Europa Press/Contacto/Attila Husejnow - Arquivo
Ele diz que a nova barreira será "consideravelmente" maior que 3% e pede um "prazo ambicioso" para alcançá-la.
BRUXELAS, 20 fev. (EUROPA PRESS) -
O secretário-geral da OTAN, Mark Rutte, advertiu nesta quinta-feira os aliados da OTAN que não cumprirem o compromisso de gastar 2% do PIB em defesa que, se não atenderem às suas exigências, começarão a receber ligações do presidente dos Estados Unidos, Donald Trump, em mais um passo para aumentar a pressão sobre países como a Espanha que não atingirem a meta estabelecida em 2014.
Falando da Eslováquia, onde se reuniu com o presidente Peter Pellegrini, o líder da OTAN insistiu que aqueles que não cumprirem a meta de 2% devem acelerar o ritmo e atingir o objetivo até o verão. "Estou em contato ativo e intenso com eles", disse ele.
"Digo a eles que, se não reagirem às minhas ligações, podem receber ligações de um homem em Washington, que pode exigir menos tempo para o que ele quer alcançar. Então, se não for eu, eles podem receber ligações de alguns outros", brincou o ex-primeiro-ministro holandês sobre a pressão da Casa Branca sobre os aliados da OTAN em relação aos gastos militares.
Atualmente, 23 dos 32 membros cumprem o compromisso de defesa nacional de 2%, com a Espanha ficando atrás, com 1,28%. Esse debate foi acelerado pela exigência de Trump de que os aliados europeus aumentem o investimento militar para assumir a segurança continental, um debate que se cristalizará na cúpula de Haia, em junho, quando se espera que os líderes da OTAN estabeleçam uma nova meta de gastos.
PEDE UM "PRAZO AMBICIOSO" PARA CUMPRIR O NOVO COMPROMISSO
Rutte enfatizou que é "crucial" que todos os aliados da OTAN dediquem 2% de suas riquezas aos gastos com defesa e disse que a nova meta será definida de acordo com as metas de capacidade militar e com um "prazo ambicioso", a fim de cumprir a nova meta "o mais rápido possível".
"Será consideravelmente mais do que 3%", reiterou, insistindo na mensagem de que 2% está muito aquém das necessidades atuais do cenário de segurança euro-atlântico.
O ex-primeiro-ministro holandês reconheceu que outro elemento a ser levado em consideração será a forma de contabilizar os gastos militares, uma discussão que ele garantiu que ocorreria no âmbito da OTAN, já que não há critérios unificados na organização.

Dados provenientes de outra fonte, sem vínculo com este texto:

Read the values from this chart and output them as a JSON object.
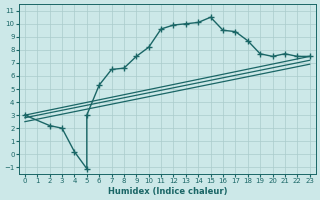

Fontes aliadas explicaram à Europa Press que 3% é um número "muito provável" para o compromisso assumido pelos 32 membros da OTAN na cúpula de Haia, embora ele tenha reconhecido que levará tempo para forjar o consenso necessário. O prazo para cumprir o novo compromisso ou a métrica para atingir a meta de gastos serão variáveis que os países da OTAN terão de enfrentar para chegar a um acordo até o final de junho.